The camp was quiet; the other guides—including Romy, his best friend—had left earlier that morning for the main lodge, where they would ferry guests from around the world into the bush. Tru had worked at the lodge in Hwange National Park for the past ten years; prior to that, his existence had been more nomadic, with changes in lodges every couple of years as he’d gained more experience. As a rule, he’d avoided only those lodges that allowed hunting, something his grandfather wouldn’t understand. His grandfather—who was referred to by everyone as the Colonel, though he never served in the military—claimed to have killed more than three hundred lions and cheetahs in his lifetime while protecting livestock on the massive family farm near Harare where Tru had been raised; his stepfather and half brothers were steadily making progress toward that same number. In addition to cattle, Tru’s family cultivated various crops, harvesting more tobacco and tomatoes than any other farm in the country. Coffee, too. His great-grandfather had worked with the legendary Cecil Rhodes—mining magnate, politician, and emblem of British imperialism—accumulating land, money, and power in the late nineteenth century, before Tru’s grandfather took over.

His grandfather, the Colonel, inherited a thriving enterprise from his father, but after World War II, the business expanded exponentially, making the Walls family one of the wealthiest in the country. The Colonel had never understood Tru’s desire to escape what was by then a bona fide business empire and life of considerable luxury. Before he’d died—Tru had been twenty-six at the time—he’d once visited a reserve where Tru had been working. Though he had slept at the main lodge rather than the guide camp, seeing Tru’s living quarters had been a shock to the old man. He’d surveyed a dwelling that he probably regarded as little better than a shack, without insulation or telephones. A kerosene lantern provided lighting, and a small communal generator powered a miniature refrigerator. It was a far cry from the home where Tru had been raised, but the austere surroundings were all Tru needed, especially as evening descended and an ocean of stars appeared overhead. In fact, they were a step up from a few of the previous camps where he’d worked; in two of those, he’d slept in a tent. Here, at least, there was running water and a shower, which he considered something of a luxury, even if they were in a communal bathroom.

On this morning, Tru carried his guitar in its battered case; a lunch box and thermos; a handful of drawings he’d made for his son, Andrew; and a knapsack containing a few days’ worth of clothing, toiletries, drawing pads, colored and charcoal pencils, and his passport. Though he’d be gone for about a week, he figured it was all he would need.

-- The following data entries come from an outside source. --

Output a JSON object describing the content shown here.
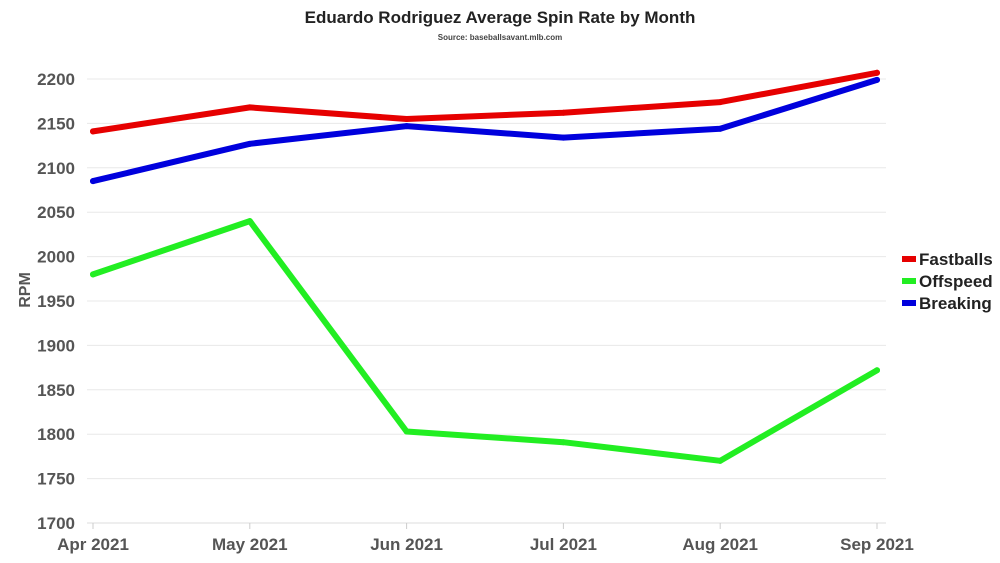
{
  "chart_data": {
    "type": "line",
    "title": "Eduardo Rodriguez Average Spin Rate by Month",
    "subtitle": "Source: baseballsavant.mlb.com",
    "xlabel": "",
    "ylabel": "RPM",
    "categories": [
      "Apr 2021",
      "May 2021",
      "Jun 2021",
      "Jul 2021",
      "Aug 2021",
      "Sep 2021"
    ],
    "ylim": [
      1700,
      2200
    ],
    "yticks": [
      "1700",
      "1750",
      "1800",
      "1850",
      "1900",
      "1950",
      "2000",
      "2050",
      "2100",
      "2150",
      "2200"
    ],
    "grid": true,
    "legend_position": "right",
    "series": [
      {
        "name": "Fastballs",
        "color": "#e60000",
        "values": [
          2141,
          2168,
          2155,
          2162,
          2174,
          2207
        ]
      },
      {
        "name": "Offspeed",
        "color": "#22ee22",
        "values": [
          1980,
          2040,
          1803,
          1791,
          1770,
          1872
        ]
      },
      {
        "name": "Breaking",
        "color": "#0000dd",
        "values": [
          2085,
          2127,
          2147,
          2134,
          2144,
          2199
        ]
      }
    ]
  }
}
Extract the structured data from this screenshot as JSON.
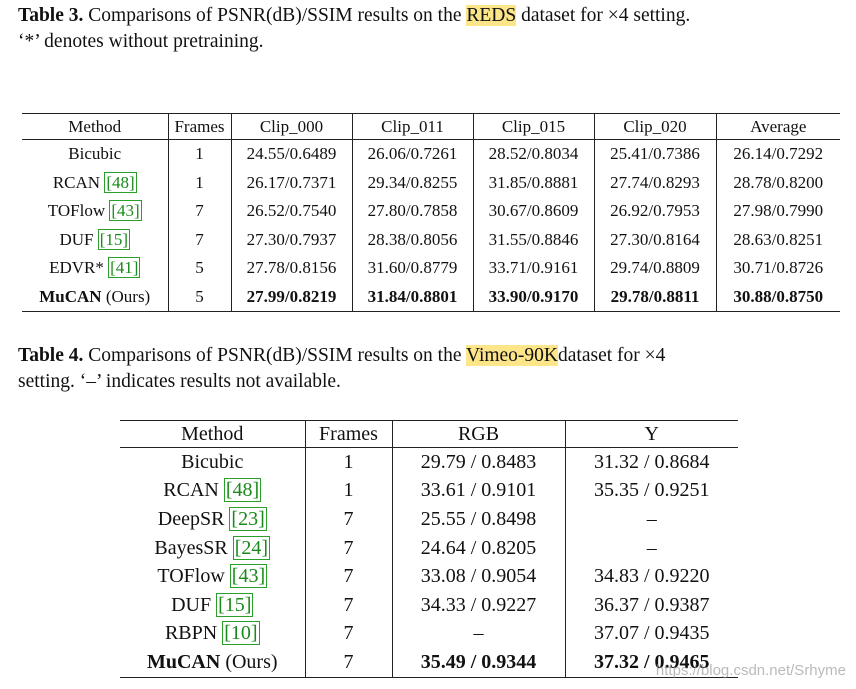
{
  "table3": {
    "caption": {
      "label": "Table 3.",
      "before": "Comparisons of PSNR(dB)/SSIM results on the",
      "highlight": "REDS",
      "after": "dataset for ×4 setting.",
      "line2": "‘*’ denotes without pretraining."
    },
    "header": [
      "Method",
      "Frames",
      "Clip_000",
      "Clip_011",
      "Clip_015",
      "Clip_020",
      "Average"
    ],
    "rows": [
      {
        "method": "Bicubic",
        "frames": "1",
        "values": [
          "24.55/0.6489",
          "26.06/0.7261",
          "28.52/0.8034",
          "25.41/0.7386",
          "26.14/0.7292"
        ]
      },
      {
        "method": "RCAN",
        "cite": "[48]",
        "frames": "1",
        "values": [
          "26.17/0.7371",
          "29.34/0.8255",
          "31.85/0.8881",
          "27.74/0.8293",
          "28.78/0.8200"
        ]
      },
      {
        "method": "TOFlow",
        "cite": "[43]",
        "frames": "7",
        "values": [
          "26.52/0.7540",
          "27.80/0.7858",
          "30.67/0.8609",
          "26.92/0.7953",
          "27.98/0.7990"
        ]
      },
      {
        "method": "DUF",
        "cite": "[15]",
        "frames": "7",
        "values": [
          "27.30/0.7937",
          "28.38/0.8056",
          "31.55/0.8846",
          "27.30/0.8164",
          "28.63/0.8251"
        ]
      },
      {
        "method": "EDVR*",
        "cite": "[41]",
        "frames": "5",
        "values": [
          "27.78/0.8156",
          "31.60/0.8779",
          "33.71/0.9161",
          "29.74/0.8809",
          "30.71/0.8726"
        ]
      },
      {
        "method": "MuCAN",
        "suffix": "(Ours)",
        "frames": "5",
        "values": [
          "27.99/0.8219",
          "31.84/0.8801",
          "33.90/0.9170",
          "29.78/0.8811",
          "30.88/0.8750"
        ]
      }
    ]
  },
  "table4": {
    "caption": {
      "label": "Table 4.",
      "before": "Comparisons of PSNR(dB)/SSIM results on the",
      "highlight": "Vimeo-90K",
      "after": "dataset for ×4",
      "line2": "setting. ‘–’ indicates results not available."
    },
    "header": [
      "Method",
      "Frames",
      "RGB",
      "Y"
    ],
    "rows": [
      {
        "method": "Bicubic",
        "frames": "1",
        "values": [
          "29.79 / 0.8483",
          "31.32 / 0.8684"
        ]
      },
      {
        "method": "RCAN",
        "cite": "[48]",
        "frames": "1",
        "values": [
          "33.61 / 0.9101",
          "35.35 / 0.9251"
        ]
      },
      {
        "method": "DeepSR",
        "cite": "[23]",
        "frames": "7",
        "values": [
          "25.55 / 0.8498",
          "–"
        ]
      },
      {
        "method": "BayesSR",
        "cite": "[24]",
        "frames": "7",
        "values": [
          "24.64 / 0.8205",
          "–"
        ]
      },
      {
        "method": "TOFlow",
        "cite": "[43]",
        "frames": "7",
        "values": [
          "33.08 / 0.9054",
          "34.83 / 0.9220"
        ]
      },
      {
        "method": "DUF",
        "cite": "[15]",
        "frames": "7",
        "values": [
          "34.33 / 0.9227",
          "36.37 / 0.9387"
        ]
      },
      {
        "method": "RBPN",
        "cite": "[10]",
        "frames": "7",
        "values": [
          "–",
          "37.07 / 0.9435"
        ]
      },
      {
        "method": "MuCAN",
        "suffix": "(Ours)",
        "frames": "7",
        "values": [
          "35.49 / 0.9344",
          "37.32 / 0.9465"
        ]
      }
    ]
  },
  "watermark": "https://blog.csdn.net/Srhyme"
}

His truck was parked beneath a baobab tree. A few of his fellow guides were fond of the dry, pulpy fruit. They’d mix it into their porridge in the morning, but Tru had never developed a taste for it. Tossing his knapsack onto the front seat, he checked the bed of the truck, making sure there was nothing in the back that could be stolen. Though he’d leave the truck at the family farm, there were more than three hundred field workers there, all of whom made very little money. Good tools were prone to vanishing into the ether, even under the watchful eyes of his family.